In a statement to the stock exchange this morning, NMR chairman Philip Kirkham said: “Our liabilities to the Milk Pension Fund have been a key issue for the company, restricting its ability to attract new investment. We believe that withdrawal from the fund will facilitate growth, enabling NMR to focus on its cash-generative core business and rebuild its historic strong balance sheet. Furthermore, it will give shareholders and potential investors in the company greater clarity as to the group’s underlying performance, while freeing up valuable resources and management time.”
NMR paid £2.7m into the scheme in the five years to 31 March 2016, the company said, and is expected to pay £10.2m in the next nine years. Shareholders will be asked to approve the withdrawal at a meeting later this month.
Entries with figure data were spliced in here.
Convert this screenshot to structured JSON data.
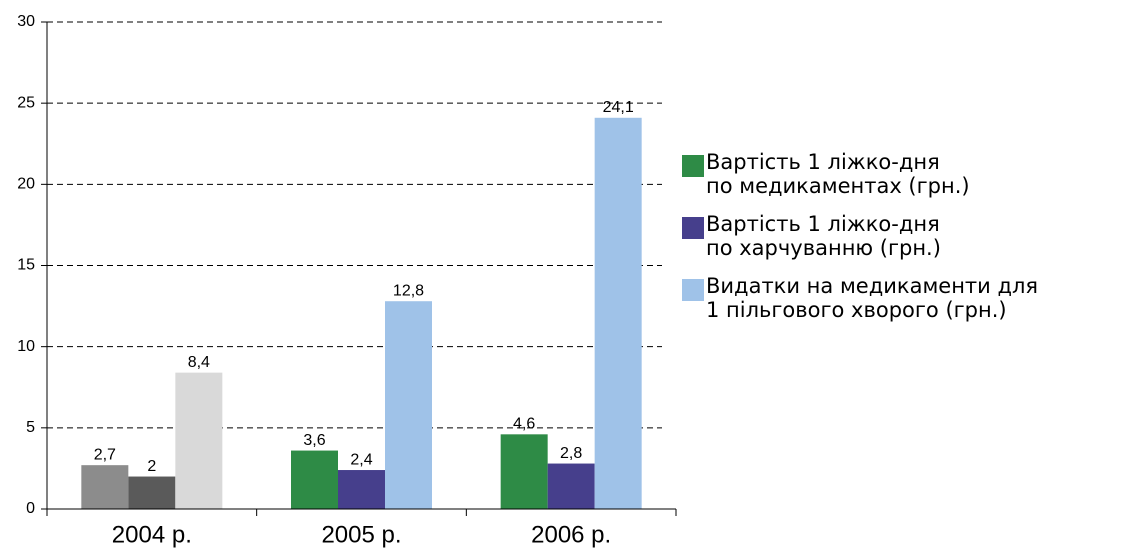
{
  "chart_data": {
    "type": "bar",
    "categories": [
      "2004 р.",
      "2005 р.",
      "2006 р."
    ],
    "series": [
      {
        "name": "Вартість 1 ліжко-дня\nпо медикаментах (грн.)",
        "color": "#2e8b46",
        "colors": [
          "#8c8c8c",
          "#2e8b46",
          "#2e8b46"
        ],
        "values": [
          2.7,
          3.6,
          4.6
        ],
        "value_labels": [
          "2,7",
          "3,6",
          "4,6"
        ]
      },
      {
        "name": "Вартість 1 ліжко-дня\nпо харчуванню (грн.)",
        "color": "#463f8c",
        "colors": [
          "#5a5a5a",
          "#463f8c",
          "#463f8c"
        ],
        "values": [
          2,
          2.4,
          2.8
        ],
        "value_labels": [
          "2",
          "2,4",
          "2,8"
        ]
      },
      {
        "name": "Видатки на медикаменти для\n1 пільгового хворого (грн.)",
        "color": "#9fc2e8",
        "colors": [
          "#d9d9d9",
          "#9fc2e8",
          "#9fc2e8"
        ],
        "values": [
          8.4,
          12.8,
          24.1
        ],
        "value_labels": [
          "8,4",
          "12,8",
          "24,1"
        ]
      }
    ],
    "ylim": [
      0,
      30
    ],
    "yticks": [
      0,
      5,
      10,
      15,
      20,
      25,
      30
    ],
    "grid": true,
    "legend": "right"
  }
}
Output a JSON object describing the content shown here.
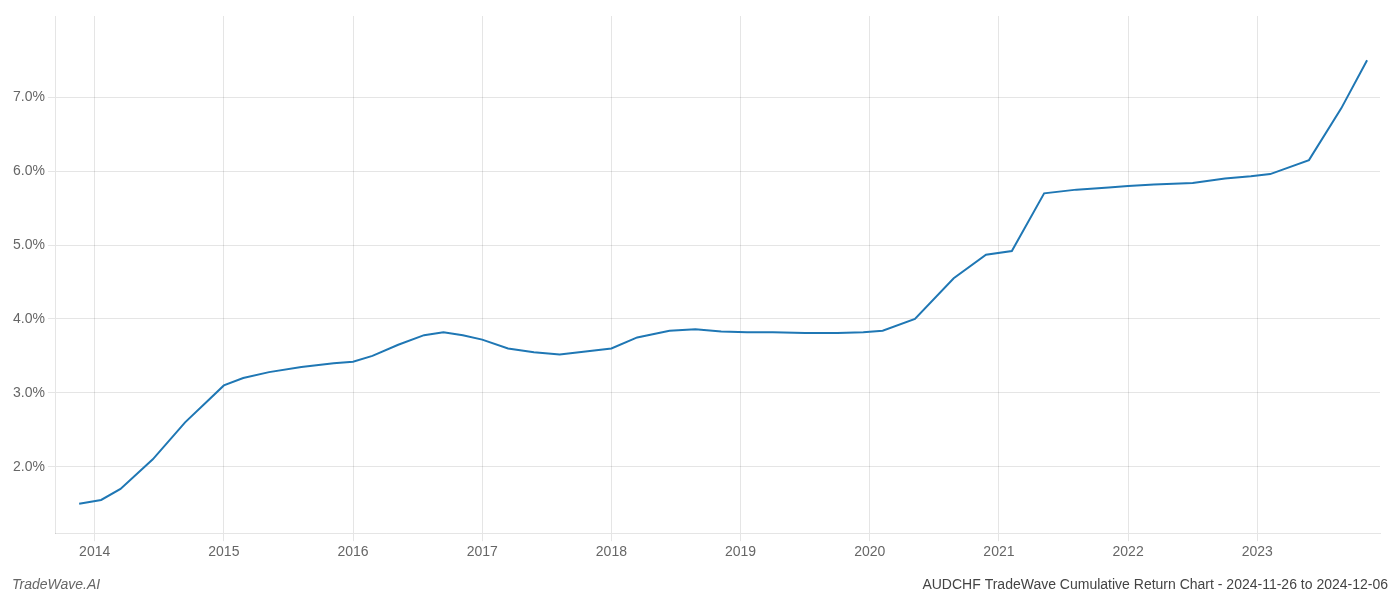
{
  "chart_data": {
    "type": "line",
    "title": "AUDCHF TradeWave Cumulative Return Chart - 2024-11-26 to 2024-12-06",
    "annotations": [
      "TradeWave.AI"
    ],
    "x": [
      2013.88,
      2014.05,
      2014.2,
      2014.45,
      2014.7,
      2014.88,
      2015.0,
      2015.15,
      2015.35,
      2015.6,
      2015.85,
      2016.0,
      2016.15,
      2016.35,
      2016.55,
      2016.7,
      2016.85,
      2017.0,
      2017.2,
      2017.4,
      2017.6,
      2017.8,
      2018.0,
      2018.2,
      2018.45,
      2018.65,
      2018.85,
      2019.05,
      2019.25,
      2019.5,
      2019.75,
      2019.95,
      2020.1,
      2020.35,
      2020.65,
      2020.9,
      2021.1,
      2021.35,
      2021.6,
      2021.85,
      2022.0,
      2022.2,
      2022.5,
      2022.75,
      2022.95,
      2023.1,
      2023.4,
      2023.65,
      2023.85
    ],
    "values": [
      1.5,
      1.55,
      1.7,
      2.1,
      2.6,
      2.9,
      3.1,
      3.2,
      3.28,
      3.35,
      3.4,
      3.42,
      3.5,
      3.65,
      3.78,
      3.82,
      3.78,
      3.72,
      3.6,
      3.55,
      3.52,
      3.56,
      3.6,
      3.75,
      3.84,
      3.86,
      3.83,
      3.82,
      3.82,
      3.81,
      3.81,
      3.82,
      3.84,
      4.0,
      4.55,
      4.87,
      4.92,
      5.7,
      5.75,
      5.78,
      5.8,
      5.82,
      5.84,
      5.9,
      5.93,
      5.96,
      6.15,
      6.85,
      7.5
    ],
    "color": "#1f77b4",
    "xlim": [
      2013.7,
      2023.95
    ],
    "xticks": [
      2014,
      2015,
      2016,
      2017,
      2018,
      2019,
      2020,
      2021,
      2022,
      2023
    ],
    "ylim": [
      1.1,
      8.1
    ],
    "yticks": [
      {
        "value": 2.0,
        "label": "2.0%"
      },
      {
        "value": 3.0,
        "label": "3.0%"
      },
      {
        "value": 4.0,
        "label": "4.0%"
      },
      {
        "value": 5.0,
        "label": "5.0%"
      },
      {
        "value": 6.0,
        "label": "6.0%"
      },
      {
        "value": 7.0,
        "label": "7.0%"
      }
    ],
    "grid": true
  }
}
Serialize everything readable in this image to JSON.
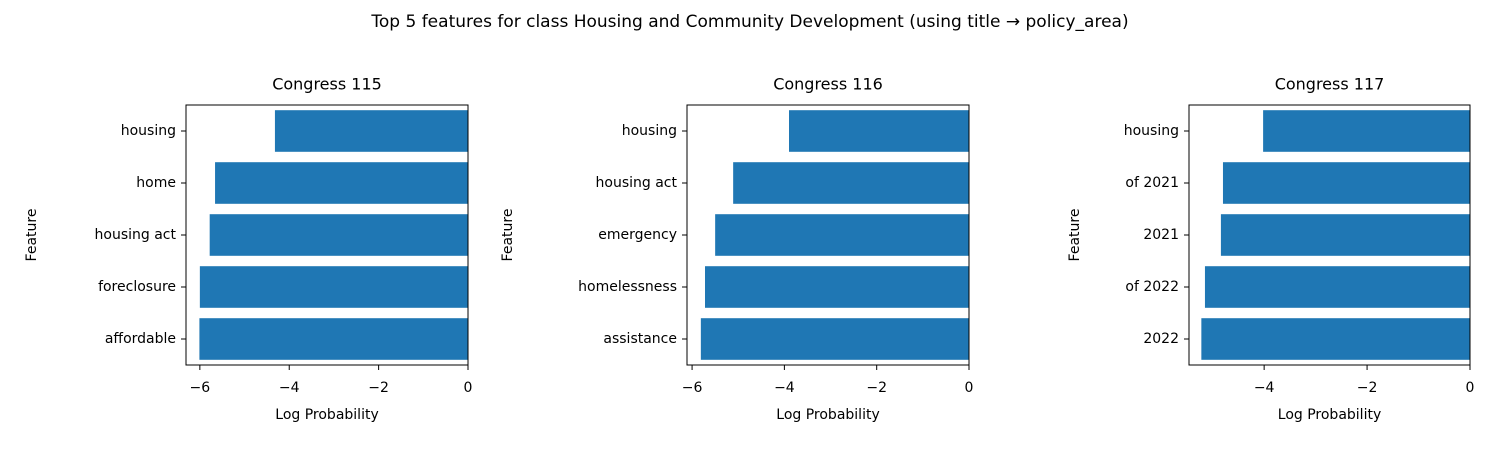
{
  "title": "Top 5 features for class Housing and Community Development (using title → policy_area)",
  "chart_data": [
    {
      "type": "bar",
      "orientation": "horizontal",
      "title": "Congress 115",
      "xlabel": "Log Probability",
      "ylabel": "Feature",
      "categories": [
        "housing",
        "home",
        "housing act",
        "foreclosure",
        "affordable"
      ],
      "values": [
        -4.32,
        -5.66,
        -5.78,
        -6.0,
        -6.01
      ],
      "color": "#1f77b4",
      "xlim": [
        -6.31,
        0
      ],
      "xticks": [
        {
          "value": -6,
          "label": "−6"
        },
        {
          "value": -4,
          "label": "−4"
        },
        {
          "value": -2,
          "label": "−2"
        },
        0
      ]
    },
    {
      "type": "bar",
      "orientation": "horizontal",
      "title": "Congress 116",
      "xlabel": "Log Probability",
      "ylabel": "Feature",
      "categories": [
        "housing",
        "housing act",
        "emergency",
        "homelessness",
        "assistance"
      ],
      "values": [
        -3.9,
        -5.11,
        -5.5,
        -5.72,
        -5.81
      ],
      "color": "#1f77b4",
      "xlim": [
        -6.11,
        0
      ],
      "xticks": [
        {
          "value": -6,
          "label": "−6"
        },
        {
          "value": -4,
          "label": "−4"
        },
        {
          "value": -2,
          "label": "−2"
        },
        0
      ]
    },
    {
      "type": "bar",
      "orientation": "horizontal",
      "title": "Congress 117",
      "xlabel": "Log Probability",
      "ylabel": "Feature",
      "categories": [
        "housing",
        "of 2021",
        "2021",
        "of 2022",
        "2022"
      ],
      "values": [
        -4.02,
        -4.8,
        -4.84,
        -5.15,
        -5.22
      ],
      "color": "#1f77b4",
      "xlim": [
        -5.46,
        0
      ],
      "xticks": [
        {
          "value": -4,
          "label": "−4"
        },
        {
          "value": -2,
          "label": "−2"
        },
        0
      ]
    }
  ]
}
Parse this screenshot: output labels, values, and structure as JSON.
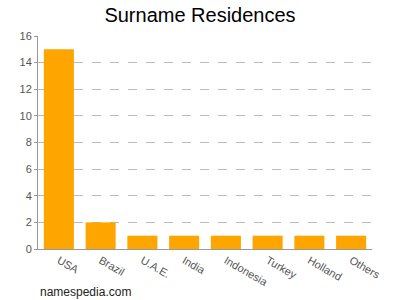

DB deficits hold steady in May
Across all private sector defined benefit (DB) schemes the shortfall edged slightly higher to £183bn, up from £182bn in April, according to JLT Employee Benefits.
A separate estimate from PwC using its Skyval DB index recorded a fall in the aggregate UK deficit to £510bn. However, adjusting for new life expectancy data, the deficit was an estimated £210bn.
Charles Cowling, director at JLT employee benefits, said addressing DB shortfalls would continue to be the “single biggest headache” for many companies.
The Pensions Regulator recently warned companies to ensure a fair balance between payments to DB schemes and to shareholders, while a proposed change to accounting rules could see companies forced to disclose more information about their pension liabilities on their balance sheets.
3i Group seals £200m buy-in
Private equity giant 3i Group has agreed a £200m buy-in for its DB scheme with Pension Insurance Corporation (PIC).
The transaction covered roughly 40% of the scheme’s liabilities for pensions in payment, according to a statement from PIC.
Carol Woodley, chair of trustees for the scheme, said: “The [pension scheme] has been de-risking for a number of years, primarily by moving our asset mix to favour index-linked gilts.
“We are very pleased to have been able to complete this logical next step in our long-term de-risking programme. PIC demonstrated significant expertise while helping us to manage a complex project and ultimately deliver the transaction we required.”
Michelle Wright, partner at LCP and lead adviser on the deal, said it was “an excellent example of the attractive pricing that persists in the market for well-prepared pension plans”.
Scottish National Party supports state pension ‘triple lock’
Scotland’s main political party has pledged support for the ‘triple lock’ on the UK’s state pension in its general election manifesto.
The Scottish National Party (SNP) said it would maintain the policy, introduced in 2010, which guarantees that payments will increase by the level of inflation, average earnings, or 2.5%, whichever is highest.
The party also voiced its opposition to increasing the age at which people can claim the state pension beyond 66.
“We will support the establishment of an Independent Savings and Pension Commission, to ensure pensions and savings policies are fit for purpose,” the manifesto said. “The remit of the commission should include consideration of the specific demographic needs of different parts of the UK in relation to [the] state pension age.”
The SNP also backed plans to extend auto-enrolment to include lower-paid workers and self-employed people are covered. The Conservative Party, predicted to win an overall majority of the seats in the 8 June election, has made a similar pledge in its manifesto.